If the current governance model was working well, academic marginalisation would be a matter of personal irritation rather than structural risk. But years of market-friendly managerialism have left the sector damaged, unpopular with the government, and unpopular with staff. Universities’ recent request for £2bn of emergency funding was met with a no by the UK government at the same time that authorities overseas were announcing much larger support packages for their institutions and students.

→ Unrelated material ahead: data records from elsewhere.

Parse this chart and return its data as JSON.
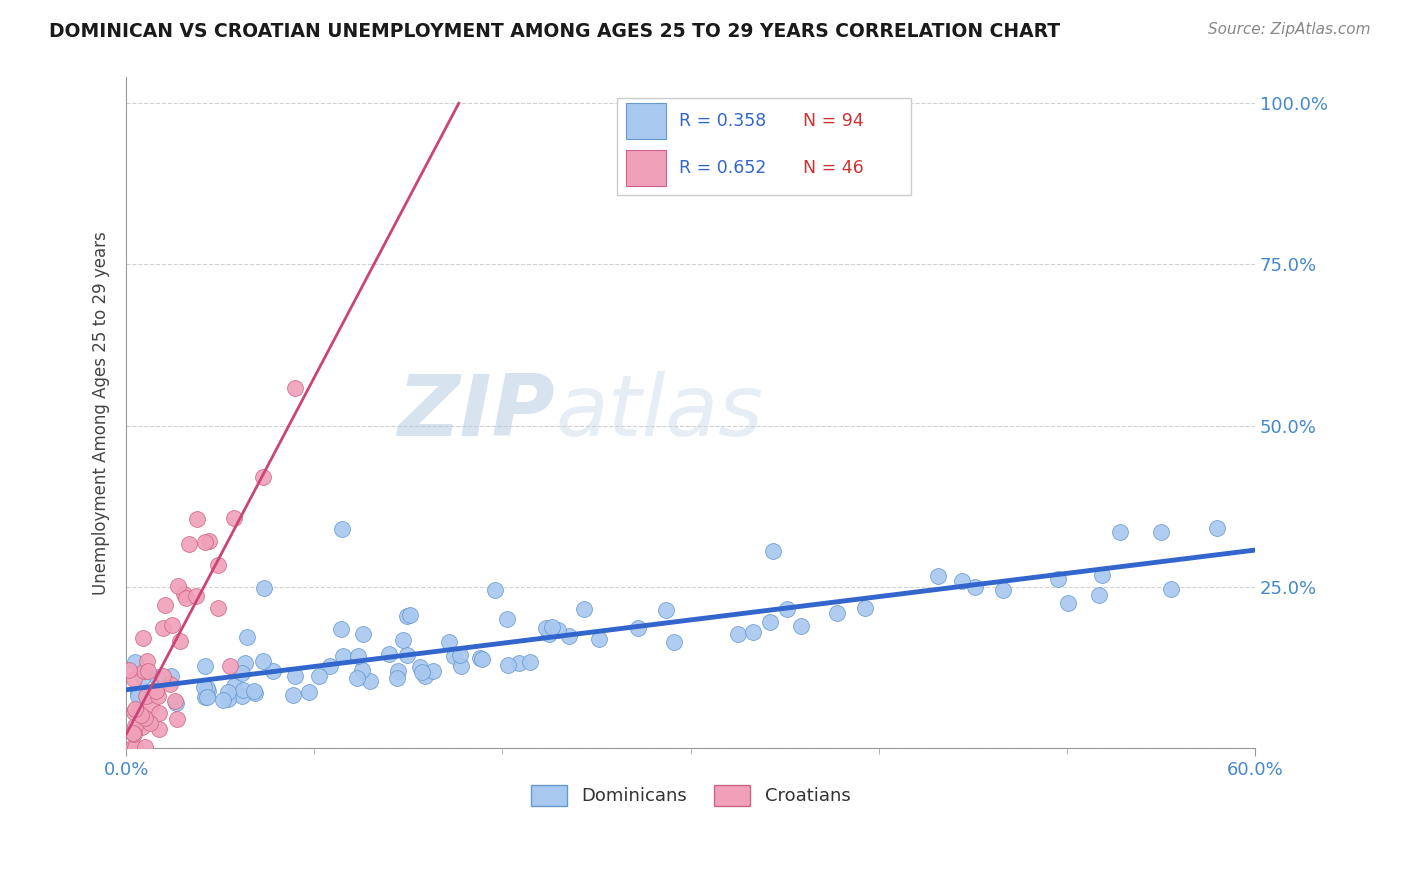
{
  "title": "DOMINICAN VS CROATIAN UNEMPLOYMENT AMONG AGES 25 TO 29 YEARS CORRELATION CHART",
  "source": "Source: ZipAtlas.com",
  "ylabel_label": "Unemployment Among Ages 25 to 29 years",
  "legend_label1": "Dominicans",
  "legend_label2": "Croatians",
  "legend_R1": "R = 0.358",
  "legend_N1": "N = 94",
  "legend_R2": "R = 0.652",
  "legend_N2": "N = 46",
  "blue_color": "#a8c8f0",
  "blue_edge_color": "#6699cc",
  "pink_color": "#f0a0b8",
  "pink_edge_color": "#cc6688",
  "blue_line_color": "#3366cc",
  "pink_line_color": "#cc4477",
  "xmin": 0.0,
  "xmax": 0.6,
  "ymin": 0.0,
  "ymax": 1.04,
  "yticks": [
    0.0,
    0.25,
    0.5,
    0.75,
    1.0
  ],
  "ytick_labels": [
    "",
    "25.0%",
    "50.0%",
    "75.0%",
    "100.0%"
  ],
  "background_color": "#ffffff",
  "grid_color": "#cccccc",
  "watermark_color": "#d8e8f5",
  "title_color": "#1a1a1a",
  "source_color": "#888888",
  "tick_label_color": "#4488cc",
  "legend_text_color_R": "#3366cc",
  "legend_text_color_N": "#cc3333"
}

Rather than double down on existing modes of HE governance, a more enlightened approach would be to consider afresh what kind of individuals are best placed to offer informed oversight. How are schools and colleges represented? Who stands up for local communities? What kind of governance would strengthen universities’ links with neighbourhood health centres, youth groups and libraries? Clearly, governing bodies need members that understand finance, accountancy and business. But they also need members with awareness of universities’ core contributions to society, and the courage to steer management teams away from commercial KPIs where necessary.

Does Covid-19 offer the opportunity to imagine a different discourse, one in which university managers turn not to external consultants for governance solutions, but to their own in-house expertise? One where boards and councils hungrily devour academic literature in search of insights? Yes, but Covid-19 offers the opportunity to imagine all kinds of things that probably won’t happen. Indeed, the more time academics spend crafting plans for a better tomorrow, the more readily they seem to be dismissed as idealistic. 

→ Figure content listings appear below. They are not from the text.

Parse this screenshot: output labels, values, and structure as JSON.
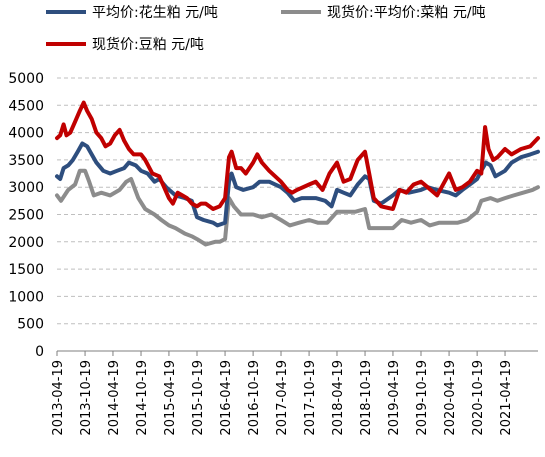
{
  "chart_data": {
    "type": "line",
    "title": "",
    "xlabel": "",
    "ylabel": "",
    "ylim": [
      0,
      5000
    ],
    "yticks": [
      0,
      500,
      1000,
      1500,
      2000,
      2500,
      3000,
      3500,
      4000,
      4500,
      5000
    ],
    "xlim": [
      "2013-04-19",
      "2021-11-20"
    ],
    "xticks": [
      "2013-04-19",
      "2013-10-19",
      "2014-04-19",
      "2014-10-19",
      "2015-04-19",
      "2015-10-19",
      "2016-04-19",
      "2016-10-19",
      "2017-04-19",
      "2017-10-19",
      "2018-04-19",
      "2018-10-19",
      "2019-04-19",
      "2019-10-19",
      "2020-04-19",
      "2020-10-19",
      "2021-04-19"
    ],
    "grid": "horizontal dashed",
    "legend_position": "top",
    "series": [
      {
        "name": "平均价:花生粕 元/吨",
        "color": "#2e4e7e",
        "points": [
          [
            "2013-04-19",
            3200
          ],
          [
            "2013-05-10",
            3150
          ],
          [
            "2013-06-01",
            3350
          ],
          [
            "2013-07-01",
            3400
          ],
          [
            "2013-08-01",
            3500
          ],
          [
            "2013-09-01",
            3650
          ],
          [
            "2013-10-01",
            3800
          ],
          [
            "2013-11-01",
            3750
          ],
          [
            "2013-12-01",
            3600
          ],
          [
            "2014-01-01",
            3450
          ],
          [
            "2014-02-15",
            3300
          ],
          [
            "2014-04-01",
            3250
          ],
          [
            "2014-05-15",
            3300
          ],
          [
            "2014-07-01",
            3350
          ],
          [
            "2014-08-01",
            3450
          ],
          [
            "2014-09-15",
            3400
          ],
          [
            "2014-10-19",
            3300
          ],
          [
            "2014-12-01",
            3250
          ],
          [
            "2015-01-15",
            3100
          ],
          [
            "2015-02-15",
            3150
          ],
          [
            "2015-04-01",
            3000
          ],
          [
            "2015-06-01",
            2850
          ],
          [
            "2015-08-01",
            2800
          ],
          [
            "2015-09-15",
            2750
          ],
          [
            "2015-10-19",
            2450
          ],
          [
            "2015-12-01",
            2400
          ],
          [
            "2016-02-01",
            2350
          ],
          [
            "2016-03-01",
            2300
          ],
          [
            "2016-04-19",
            2350
          ],
          [
            "2016-05-15",
            3100
          ],
          [
            "2016-06-01",
            3250
          ],
          [
            "2016-07-01",
            3000
          ],
          [
            "2016-08-15",
            2950
          ],
          [
            "2016-10-19",
            3000
          ],
          [
            "2016-12-01",
            3100
          ],
          [
            "2017-02-01",
            3100
          ],
          [
            "2017-04-19",
            3000
          ],
          [
            "2017-06-01",
            2900
          ],
          [
            "2017-07-15",
            2750
          ],
          [
            "2017-09-01",
            2800
          ],
          [
            "2017-10-19",
            2800
          ],
          [
            "2017-12-01",
            2800
          ],
          [
            "2018-02-01",
            2750
          ],
          [
            "2018-03-15",
            2650
          ],
          [
            "2018-04-19",
            2950
          ],
          [
            "2018-06-01",
            2900
          ],
          [
            "2018-07-15",
            2850
          ],
          [
            "2018-09-01",
            3050
          ],
          [
            "2018-10-19",
            3200
          ],
          [
            "2018-11-15",
            3150
          ],
          [
            "2018-12-15",
            2750
          ],
          [
            "2019-02-01",
            2700
          ],
          [
            "2019-04-19",
            2850
          ],
          [
            "2019-06-01",
            2950
          ],
          [
            "2019-08-01",
            2900
          ],
          [
            "2019-10-19",
            2950
          ],
          [
            "2019-12-01",
            3000
          ],
          [
            "2020-02-01",
            2950
          ],
          [
            "2020-04-19",
            2900
          ],
          [
            "2020-06-01",
            2850
          ],
          [
            "2020-07-15",
            2950
          ],
          [
            "2020-09-01",
            3050
          ],
          [
            "2020-10-19",
            3150
          ],
          [
            "2020-11-15",
            3300
          ],
          [
            "2020-12-15",
            3450
          ],
          [
            "2021-01-15",
            3400
          ],
          [
            "2021-02-15",
            3200
          ],
          [
            "2021-04-19",
            3300
          ],
          [
            "2021-06-01",
            3450
          ],
          [
            "2021-08-01",
            3550
          ],
          [
            "2021-10-01",
            3600
          ],
          [
            "2021-11-20",
            3650
          ]
        ]
      },
      {
        "name": "现货价:平均价:菜粕 元/吨",
        "color": "#8c8c8c",
        "points": [
          [
            "2013-04-19",
            2850
          ],
          [
            "2013-05-15",
            2750
          ],
          [
            "2013-07-01",
            2950
          ],
          [
            "2013-08-15",
            3050
          ],
          [
            "2013-09-15",
            3300
          ],
          [
            "2013-10-19",
            3300
          ],
          [
            "2013-11-15",
            3100
          ],
          [
            "2013-12-15",
            2850
          ],
          [
            "2014-02-01",
            2900
          ],
          [
            "2014-04-01",
            2850
          ],
          [
            "2014-06-01",
            2950
          ],
          [
            "2014-07-15",
            3100
          ],
          [
            "2014-08-15",
            3150
          ],
          [
            "2014-10-01",
            2800
          ],
          [
            "2014-11-15",
            2600
          ],
          [
            "2015-01-15",
            2500
          ],
          [
            "2015-03-01",
            2400
          ],
          [
            "2015-04-19",
            2300
          ],
          [
            "2015-06-01",
            2250
          ],
          [
            "2015-08-01",
            2150
          ],
          [
            "2015-09-15",
            2100
          ],
          [
            "2015-10-19",
            2050
          ],
          [
            "2015-12-15",
            1950
          ],
          [
            "2016-02-15",
            2000
          ],
          [
            "2016-03-15",
            2000
          ],
          [
            "2016-04-19",
            2050
          ],
          [
            "2016-05-15",
            2800
          ],
          [
            "2016-06-15",
            2650
          ],
          [
            "2016-08-01",
            2500
          ],
          [
            "2016-10-19",
            2500
          ],
          [
            "2016-12-15",
            2450
          ],
          [
            "2017-02-15",
            2500
          ],
          [
            "2017-04-19",
            2400
          ],
          [
            "2017-06-15",
            2300
          ],
          [
            "2017-08-15",
            2350
          ],
          [
            "2017-10-19",
            2400
          ],
          [
            "2017-12-15",
            2350
          ],
          [
            "2018-02-15",
            2350
          ],
          [
            "2018-04-19",
            2550
          ],
          [
            "2018-06-15",
            2550
          ],
          [
            "2018-08-15",
            2550
          ],
          [
            "2018-10-19",
            2600
          ],
          [
            "2018-11-15",
            2250
          ],
          [
            "2019-01-15",
            2250
          ],
          [
            "2019-03-15",
            2250
          ],
          [
            "2019-04-19",
            2250
          ],
          [
            "2019-06-15",
            2400
          ],
          [
            "2019-08-15",
            2350
          ],
          [
            "2019-10-19",
            2400
          ],
          [
            "2019-12-15",
            2300
          ],
          [
            "2020-02-15",
            2350
          ],
          [
            "2020-04-19",
            2350
          ],
          [
            "2020-06-15",
            2350
          ],
          [
            "2020-08-15",
            2400
          ],
          [
            "2020-10-19",
            2550
          ],
          [
            "2020-11-15",
            2750
          ],
          [
            "2021-01-15",
            2800
          ],
          [
            "2021-03-01",
            2750
          ],
          [
            "2021-04-19",
            2800
          ],
          [
            "2021-06-15",
            2850
          ],
          [
            "2021-08-15",
            2900
          ],
          [
            "2021-10-15",
            2950
          ],
          [
            "2021-11-20",
            3000
          ]
        ]
      },
      {
        "name": "现货价:豆粕 元/吨",
        "color": "#c00000",
        "points": [
          [
            "2013-04-19",
            3900
          ],
          [
            "2013-05-10",
            3950
          ],
          [
            "2013-06-01",
            4150
          ],
          [
            "2013-06-20",
            3950
          ],
          [
            "2013-07-15",
            4000
          ],
          [
            "2013-08-15",
            4200
          ],
          [
            "2013-09-15",
            4400
          ],
          [
            "2013-10-10",
            4550
          ],
          [
            "2013-11-01",
            4400
          ],
          [
            "2013-12-01",
            4250
          ],
          [
            "2014-01-01",
            4000
          ],
          [
            "2014-02-01",
            3900
          ],
          [
            "2014-03-01",
            3750
          ],
          [
            "2014-04-01",
            3800
          ],
          [
            "2014-05-01",
            3950
          ],
          [
            "2014-06-01",
            4050
          ],
          [
            "2014-07-01",
            3850
          ],
          [
            "2014-08-01",
            3700
          ],
          [
            "2014-09-01",
            3600
          ],
          [
            "2014-10-19",
            3600
          ],
          [
            "2014-11-15",
            3500
          ],
          [
            "2015-01-01",
            3250
          ],
          [
            "2015-02-15",
            3200
          ],
          [
            "2015-04-19",
            2800
          ],
          [
            "2015-05-15",
            2700
          ],
          [
            "2015-06-15",
            2900
          ],
          [
            "2015-07-15",
            2850
          ],
          [
            "2015-08-15",
            2800
          ],
          [
            "2015-09-15",
            2700
          ],
          [
            "2015-10-19",
            2650
          ],
          [
            "2015-11-15",
            2700
          ],
          [
            "2015-12-15",
            2700
          ],
          [
            "2016-02-01",
            2600
          ],
          [
            "2016-03-15",
            2650
          ],
          [
            "2016-04-19",
            2800
          ],
          [
            "2016-05-15",
            3550
          ],
          [
            "2016-06-01",
            3650
          ],
          [
            "2016-07-01",
            3350
          ],
          [
            "2016-08-01",
            3350
          ],
          [
            "2016-09-01",
            3250
          ],
          [
            "2016-10-19",
            3450
          ],
          [
            "2016-11-15",
            3600
          ],
          [
            "2016-12-15",
            3450
          ],
          [
            "2017-02-01",
            3300
          ],
          [
            "2017-04-19",
            3100
          ],
          [
            "2017-06-01",
            2950
          ],
          [
            "2017-07-01",
            2900
          ],
          [
            "2017-08-01",
            2950
          ],
          [
            "2017-10-19",
            3050
          ],
          [
            "2017-12-01",
            3100
          ],
          [
            "2018-01-15",
            2950
          ],
          [
            "2018-03-01",
            3250
          ],
          [
            "2018-04-19",
            3450
          ],
          [
            "2018-06-01",
            3100
          ],
          [
            "2018-07-15",
            3150
          ],
          [
            "2018-09-01",
            3500
          ],
          [
            "2018-10-19",
            3650
          ],
          [
            "2018-11-15",
            3250
          ],
          [
            "2018-12-15",
            2800
          ],
          [
            "2019-02-01",
            2650
          ],
          [
            "2019-04-19",
            2600
          ],
          [
            "2019-06-01",
            2950
          ],
          [
            "2019-07-15",
            2900
          ],
          [
            "2019-09-01",
            3050
          ],
          [
            "2019-10-19",
            3100
          ],
          [
            "2019-12-01",
            3000
          ],
          [
            "2020-02-01",
            2850
          ],
          [
            "2020-03-01",
            3000
          ],
          [
            "2020-04-19",
            3250
          ],
          [
            "2020-06-01",
            2950
          ],
          [
            "2020-07-15",
            3000
          ],
          [
            "2020-09-01",
            3100
          ],
          [
            "2020-10-19",
            3300
          ],
          [
            "2020-11-15",
            3250
          ],
          [
            "2020-12-10",
            4100
          ],
          [
            "2021-01-01",
            3700
          ],
          [
            "2021-02-01",
            3500
          ],
          [
            "2021-03-01",
            3550
          ],
          [
            "2021-04-19",
            3700
          ],
          [
            "2021-06-01",
            3600
          ],
          [
            "2021-08-01",
            3700
          ],
          [
            "2021-10-01",
            3750
          ],
          [
            "2021-11-20",
            3900
          ]
        ]
      }
    ]
  }
}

WonkHE offers a useful barometer of how governance discourses have become colonised by corporate thinking. The instinct of the platform is to celebrate the ‘resilience’ of governing bodies. As a result, private sector models are privileged, misleading discourses are reproduced, and frontline staff are side-lined further. Shattock and Horvath (2020) point out that senior managers could resist the dominant conceptualisation of university governance if they so wished, and instead position themselves primarily as a ‘bridge’ to academic communities. But within the overriding logic of the market, there is little incentive to do so. The challenge for academics is figuring out how to disrupt that logic while shut out from so many conversations.

In a HE sector as diverse as the UK’s, no single model of governance can be suited to every institution. But all universities work best when run through consensus. A more collegial approach need not be anything to fear, offering ways for institutional managers to constructively reengage with their staff and make better use of their expertise.

In times of crisis, the trust and goodwill of academic staff is vital. The sector needs to move forward as one, rather than as a mishmash of individual institutions, torn apart by market rivalry. Governance is at the heart of the issue. The accountancy-bloggers offer one perspective, but other voices need urgently to be heard too.